He ran to get the bag left on the beach, but a group of five monkeys swarmed him.
Carausu said there was not any food in the bag the monkeys were determined to get into, but there was a passport, their wallets and phones.
Whitelum returned without his children to save their things, fighting off the monkeys in the process.
He ended up with a bleeding cut on his hand from a monkey’s tooth, which meant he was at risk of contracting rabies – a deadly virus spread to people from the saliva of rabid animals.
Carausu had been snorkelling at the time when she heard screaming from the beach.
“I’m not kidding babe, they went for Darwin,” Whitelum told her as she returned to the beach after the ordeal.
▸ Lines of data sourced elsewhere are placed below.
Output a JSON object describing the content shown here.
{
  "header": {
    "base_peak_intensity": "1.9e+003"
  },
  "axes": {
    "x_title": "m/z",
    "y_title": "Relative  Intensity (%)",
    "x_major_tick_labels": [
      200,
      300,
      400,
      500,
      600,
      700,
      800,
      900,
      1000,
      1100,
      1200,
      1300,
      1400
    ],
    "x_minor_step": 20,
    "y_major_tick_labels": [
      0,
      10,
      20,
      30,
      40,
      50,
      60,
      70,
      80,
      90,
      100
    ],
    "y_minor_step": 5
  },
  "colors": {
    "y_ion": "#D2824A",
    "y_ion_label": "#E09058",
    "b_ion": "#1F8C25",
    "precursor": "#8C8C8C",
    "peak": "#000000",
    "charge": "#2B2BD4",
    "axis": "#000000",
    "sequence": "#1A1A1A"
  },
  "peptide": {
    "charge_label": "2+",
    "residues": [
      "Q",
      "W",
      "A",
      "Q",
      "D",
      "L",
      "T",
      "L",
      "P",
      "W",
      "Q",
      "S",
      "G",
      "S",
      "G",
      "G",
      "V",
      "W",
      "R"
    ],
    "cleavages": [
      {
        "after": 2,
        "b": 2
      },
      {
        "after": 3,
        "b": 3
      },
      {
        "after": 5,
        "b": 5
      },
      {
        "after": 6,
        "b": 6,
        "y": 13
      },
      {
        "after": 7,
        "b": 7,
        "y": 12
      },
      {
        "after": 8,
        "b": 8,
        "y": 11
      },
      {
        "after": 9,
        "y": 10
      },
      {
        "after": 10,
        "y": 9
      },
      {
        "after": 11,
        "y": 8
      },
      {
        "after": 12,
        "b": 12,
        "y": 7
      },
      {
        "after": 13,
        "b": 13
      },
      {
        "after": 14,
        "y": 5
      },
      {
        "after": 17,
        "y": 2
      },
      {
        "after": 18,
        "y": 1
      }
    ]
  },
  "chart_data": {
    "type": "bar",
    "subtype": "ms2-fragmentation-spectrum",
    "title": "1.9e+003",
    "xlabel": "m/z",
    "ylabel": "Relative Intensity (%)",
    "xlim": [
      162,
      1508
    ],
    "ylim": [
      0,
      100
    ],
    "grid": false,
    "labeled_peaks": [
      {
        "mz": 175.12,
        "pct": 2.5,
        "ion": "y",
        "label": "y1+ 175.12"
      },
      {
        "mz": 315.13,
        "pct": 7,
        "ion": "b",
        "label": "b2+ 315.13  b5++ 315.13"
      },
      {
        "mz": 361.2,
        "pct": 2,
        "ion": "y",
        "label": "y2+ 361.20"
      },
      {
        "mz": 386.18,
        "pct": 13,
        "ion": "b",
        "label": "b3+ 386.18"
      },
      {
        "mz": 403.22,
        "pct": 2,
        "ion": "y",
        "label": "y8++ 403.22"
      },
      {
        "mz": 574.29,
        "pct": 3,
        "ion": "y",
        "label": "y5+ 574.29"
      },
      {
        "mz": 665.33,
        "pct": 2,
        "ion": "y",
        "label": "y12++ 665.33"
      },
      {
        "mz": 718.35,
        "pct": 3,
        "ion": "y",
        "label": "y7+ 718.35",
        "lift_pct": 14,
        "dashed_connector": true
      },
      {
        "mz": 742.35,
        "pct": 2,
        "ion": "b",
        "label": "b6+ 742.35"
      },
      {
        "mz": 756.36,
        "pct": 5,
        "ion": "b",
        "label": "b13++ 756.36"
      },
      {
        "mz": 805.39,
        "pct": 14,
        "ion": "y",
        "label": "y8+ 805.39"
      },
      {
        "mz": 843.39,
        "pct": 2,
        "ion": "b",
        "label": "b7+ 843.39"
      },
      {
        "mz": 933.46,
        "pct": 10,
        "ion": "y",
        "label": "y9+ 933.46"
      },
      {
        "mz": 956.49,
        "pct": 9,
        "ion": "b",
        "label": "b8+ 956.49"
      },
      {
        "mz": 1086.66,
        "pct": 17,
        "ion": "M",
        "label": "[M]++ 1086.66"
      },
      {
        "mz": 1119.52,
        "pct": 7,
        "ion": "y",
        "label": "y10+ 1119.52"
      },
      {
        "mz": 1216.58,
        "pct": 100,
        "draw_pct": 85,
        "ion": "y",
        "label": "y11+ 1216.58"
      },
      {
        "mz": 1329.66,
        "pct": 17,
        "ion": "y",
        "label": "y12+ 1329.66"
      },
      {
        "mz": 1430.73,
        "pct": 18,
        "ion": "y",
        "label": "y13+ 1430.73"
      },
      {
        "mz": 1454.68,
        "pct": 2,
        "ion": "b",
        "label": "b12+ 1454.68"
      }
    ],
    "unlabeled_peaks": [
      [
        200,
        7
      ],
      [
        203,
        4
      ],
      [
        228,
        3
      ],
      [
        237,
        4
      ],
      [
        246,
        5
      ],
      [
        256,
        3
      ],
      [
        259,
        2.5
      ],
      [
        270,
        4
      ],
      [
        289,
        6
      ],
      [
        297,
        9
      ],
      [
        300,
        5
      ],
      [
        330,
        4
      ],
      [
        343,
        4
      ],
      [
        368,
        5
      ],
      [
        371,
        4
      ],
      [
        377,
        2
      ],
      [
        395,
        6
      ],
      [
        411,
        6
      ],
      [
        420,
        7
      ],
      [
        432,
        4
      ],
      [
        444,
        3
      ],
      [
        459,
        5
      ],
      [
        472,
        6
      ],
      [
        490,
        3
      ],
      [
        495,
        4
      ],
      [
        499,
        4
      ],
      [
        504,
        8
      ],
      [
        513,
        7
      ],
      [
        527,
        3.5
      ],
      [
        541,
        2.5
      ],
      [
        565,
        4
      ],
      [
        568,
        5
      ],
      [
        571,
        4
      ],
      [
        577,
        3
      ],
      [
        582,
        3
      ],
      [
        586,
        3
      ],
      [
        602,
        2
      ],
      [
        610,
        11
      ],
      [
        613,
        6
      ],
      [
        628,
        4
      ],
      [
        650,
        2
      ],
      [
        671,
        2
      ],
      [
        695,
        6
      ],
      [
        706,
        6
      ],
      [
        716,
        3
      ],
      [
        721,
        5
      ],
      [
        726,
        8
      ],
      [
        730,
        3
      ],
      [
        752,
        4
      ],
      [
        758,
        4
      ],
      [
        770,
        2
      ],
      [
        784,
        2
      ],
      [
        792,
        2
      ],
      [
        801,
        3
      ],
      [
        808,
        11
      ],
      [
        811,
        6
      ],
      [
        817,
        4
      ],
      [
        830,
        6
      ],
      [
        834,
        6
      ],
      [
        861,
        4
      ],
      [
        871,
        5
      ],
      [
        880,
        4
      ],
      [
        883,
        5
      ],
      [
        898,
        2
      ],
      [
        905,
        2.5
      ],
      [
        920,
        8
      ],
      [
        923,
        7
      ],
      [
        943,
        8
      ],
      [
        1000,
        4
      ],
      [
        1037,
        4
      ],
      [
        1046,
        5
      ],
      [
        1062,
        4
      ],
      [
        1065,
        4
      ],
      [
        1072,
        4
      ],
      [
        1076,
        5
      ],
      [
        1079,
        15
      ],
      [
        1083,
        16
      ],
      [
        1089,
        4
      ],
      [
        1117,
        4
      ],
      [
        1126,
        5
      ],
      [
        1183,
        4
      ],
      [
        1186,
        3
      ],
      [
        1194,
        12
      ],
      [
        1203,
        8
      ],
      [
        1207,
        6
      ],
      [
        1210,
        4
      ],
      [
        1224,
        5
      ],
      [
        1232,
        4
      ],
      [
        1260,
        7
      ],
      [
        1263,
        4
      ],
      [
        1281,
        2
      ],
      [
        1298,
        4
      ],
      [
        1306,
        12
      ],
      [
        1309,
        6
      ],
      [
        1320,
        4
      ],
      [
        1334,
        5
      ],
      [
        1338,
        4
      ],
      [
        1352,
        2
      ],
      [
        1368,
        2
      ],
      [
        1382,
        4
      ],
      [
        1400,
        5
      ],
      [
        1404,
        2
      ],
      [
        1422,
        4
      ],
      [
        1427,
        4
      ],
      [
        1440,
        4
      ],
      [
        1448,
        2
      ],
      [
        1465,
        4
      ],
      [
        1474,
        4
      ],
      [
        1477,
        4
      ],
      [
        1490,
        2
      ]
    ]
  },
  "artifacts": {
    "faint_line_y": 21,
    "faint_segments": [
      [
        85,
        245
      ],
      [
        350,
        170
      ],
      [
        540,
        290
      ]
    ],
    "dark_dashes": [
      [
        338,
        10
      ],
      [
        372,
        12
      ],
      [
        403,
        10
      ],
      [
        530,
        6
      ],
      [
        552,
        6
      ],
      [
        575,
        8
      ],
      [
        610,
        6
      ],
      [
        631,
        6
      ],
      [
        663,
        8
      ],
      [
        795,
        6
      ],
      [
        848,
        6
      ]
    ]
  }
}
Another friend who was on the beach at the time added: “It was hectic. It was actually scary, could have scared him (Darwin) for life.”
Whitelum criticised a crowd of people for watching on and not doing anything to help.
“It was astonishing,” he said.
The family headed into town for medical attention, where the staff at the clinic said they treat one to two people a day from monkey bites.
“I need to have five or more needles into my wound or around it, then five shots over 20 days, then another shot today,” Whitelum explained on the video.
“So two shots today and five in my finger, and another four shots over the next 20 days.”
During the injections into his finger, Whitelum even passed out.
Carausu explained that the couple hadn’t done any research on the island before sailing there.
“Had we had known this beach was notorious for monkey attacks, we wouldn’t have gone,” she said.
Whitelum, who grew up in a small country town in South Australia, and Carausu, who grew up in a small coastal town in Western Australia, have spent nine years sailing around the world and document their travels on their YouTube channel Sailing La Vagabonde.